The free market is also frowning on nuclear power.
Dominion Power announced last year that it would close its 556-megawatt Kewaunee nuclear plant in Wisconsin because it was no longer economically viable.
Platts, a global energy provider, reported last week that several other nuclear plants face early shutdown because of economics, including Entergy’s 838-megawatt James A. FitzPatrick plant in New York, and its 605-megawatt Vermont Yankee plant.
Even with the shifting landscape in the power industry, millions of Floridians in the areas served by Duke Energy (parent company of Progress Energy Florida) and Florida Power & Light continue to pay in advance for new nuclear plants that critics believe will never be built.
Duke Energy has yet to decide whether it will build the proposed $24 billion Levy County nuclear plant, for which the utility’s 1.6 million Florida customers already have paid more than $750 million. Duke will collect more than $1 billion from customers by 2017, whether the utility builds the plant or not.

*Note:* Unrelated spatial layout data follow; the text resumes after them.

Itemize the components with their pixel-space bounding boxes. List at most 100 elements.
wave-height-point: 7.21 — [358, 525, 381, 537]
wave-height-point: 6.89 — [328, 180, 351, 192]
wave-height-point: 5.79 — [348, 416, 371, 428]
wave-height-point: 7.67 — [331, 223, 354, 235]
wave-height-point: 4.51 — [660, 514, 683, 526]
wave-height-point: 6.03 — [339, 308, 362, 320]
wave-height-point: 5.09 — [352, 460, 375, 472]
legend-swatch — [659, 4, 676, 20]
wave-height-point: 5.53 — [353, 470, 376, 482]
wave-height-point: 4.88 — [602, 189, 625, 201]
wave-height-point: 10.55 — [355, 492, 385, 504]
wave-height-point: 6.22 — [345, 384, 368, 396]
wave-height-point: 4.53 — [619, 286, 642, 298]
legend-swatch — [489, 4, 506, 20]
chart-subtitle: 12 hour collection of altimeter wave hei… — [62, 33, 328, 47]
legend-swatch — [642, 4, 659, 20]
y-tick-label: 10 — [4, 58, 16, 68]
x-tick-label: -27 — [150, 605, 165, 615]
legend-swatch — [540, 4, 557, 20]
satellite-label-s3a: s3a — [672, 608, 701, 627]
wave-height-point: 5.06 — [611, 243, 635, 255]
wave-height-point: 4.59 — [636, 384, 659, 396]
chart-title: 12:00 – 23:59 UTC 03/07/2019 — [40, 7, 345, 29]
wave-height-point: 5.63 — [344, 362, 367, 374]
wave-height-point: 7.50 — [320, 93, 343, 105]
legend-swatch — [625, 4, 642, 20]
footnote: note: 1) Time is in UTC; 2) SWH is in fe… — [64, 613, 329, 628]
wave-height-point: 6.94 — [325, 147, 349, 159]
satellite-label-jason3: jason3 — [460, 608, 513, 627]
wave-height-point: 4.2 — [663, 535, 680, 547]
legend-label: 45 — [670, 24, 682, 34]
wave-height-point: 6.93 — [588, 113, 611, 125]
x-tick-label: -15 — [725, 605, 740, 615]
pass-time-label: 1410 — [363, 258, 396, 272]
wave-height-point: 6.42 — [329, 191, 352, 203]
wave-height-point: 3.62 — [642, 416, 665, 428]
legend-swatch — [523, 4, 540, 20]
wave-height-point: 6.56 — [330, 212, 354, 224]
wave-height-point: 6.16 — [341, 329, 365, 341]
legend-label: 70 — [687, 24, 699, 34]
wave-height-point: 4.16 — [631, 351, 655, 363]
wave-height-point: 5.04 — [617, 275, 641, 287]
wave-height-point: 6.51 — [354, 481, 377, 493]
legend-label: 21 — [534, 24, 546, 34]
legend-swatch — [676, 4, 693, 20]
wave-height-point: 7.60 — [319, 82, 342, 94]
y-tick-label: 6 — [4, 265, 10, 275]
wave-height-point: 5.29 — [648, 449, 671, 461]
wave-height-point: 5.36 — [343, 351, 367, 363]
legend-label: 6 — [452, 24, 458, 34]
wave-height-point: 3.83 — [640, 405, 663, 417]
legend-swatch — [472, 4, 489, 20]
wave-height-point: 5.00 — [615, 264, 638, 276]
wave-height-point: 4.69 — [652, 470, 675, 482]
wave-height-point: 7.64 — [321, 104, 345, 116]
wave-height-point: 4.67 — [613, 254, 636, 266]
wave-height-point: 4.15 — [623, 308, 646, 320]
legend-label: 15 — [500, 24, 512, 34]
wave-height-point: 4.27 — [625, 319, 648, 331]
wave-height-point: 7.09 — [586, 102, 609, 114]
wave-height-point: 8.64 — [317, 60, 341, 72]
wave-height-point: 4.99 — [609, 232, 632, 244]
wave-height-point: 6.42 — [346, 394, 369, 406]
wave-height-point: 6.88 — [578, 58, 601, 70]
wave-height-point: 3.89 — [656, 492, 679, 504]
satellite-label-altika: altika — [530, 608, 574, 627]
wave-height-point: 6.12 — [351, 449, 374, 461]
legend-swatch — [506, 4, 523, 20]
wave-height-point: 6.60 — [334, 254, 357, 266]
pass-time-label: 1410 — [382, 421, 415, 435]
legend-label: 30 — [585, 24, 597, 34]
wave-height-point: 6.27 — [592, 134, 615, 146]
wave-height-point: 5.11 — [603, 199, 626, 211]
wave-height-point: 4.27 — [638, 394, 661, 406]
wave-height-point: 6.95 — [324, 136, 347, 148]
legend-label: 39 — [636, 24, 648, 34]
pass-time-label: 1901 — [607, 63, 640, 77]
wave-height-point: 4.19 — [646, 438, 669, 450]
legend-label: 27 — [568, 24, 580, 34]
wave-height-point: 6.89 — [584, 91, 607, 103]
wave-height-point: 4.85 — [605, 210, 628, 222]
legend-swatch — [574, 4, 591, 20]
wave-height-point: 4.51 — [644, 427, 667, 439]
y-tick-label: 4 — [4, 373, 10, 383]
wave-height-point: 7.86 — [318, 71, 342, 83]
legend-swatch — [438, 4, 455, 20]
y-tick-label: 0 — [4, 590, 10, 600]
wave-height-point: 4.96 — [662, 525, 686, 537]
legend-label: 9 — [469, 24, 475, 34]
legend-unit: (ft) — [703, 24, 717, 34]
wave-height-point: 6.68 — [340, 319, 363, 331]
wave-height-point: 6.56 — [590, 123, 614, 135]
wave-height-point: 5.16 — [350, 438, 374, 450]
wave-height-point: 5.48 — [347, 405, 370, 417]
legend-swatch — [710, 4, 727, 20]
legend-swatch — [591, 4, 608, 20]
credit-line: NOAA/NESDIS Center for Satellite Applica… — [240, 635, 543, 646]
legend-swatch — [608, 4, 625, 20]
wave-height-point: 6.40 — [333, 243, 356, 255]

Suzanne Grant, a Duke spokeswoman, said the utility is working to ensure Florida maintains a diverse energy mix. An overdependence on one source, such as natural gas, could subject customers to spikes in electric prices if fuel costs rise.
“There are only a few states that are as dependent on natural gas as Florida is,” Ms. Grant said. The Levy nuclear plant “continues to be the best long-term base load operator we have available.”
The Nuclear Energy Insider article said that while there is little demand for new nuclear plants in the United States, “the U.S. nuclear sector is going to focus largely on its progress as a nuclear technology exporter.”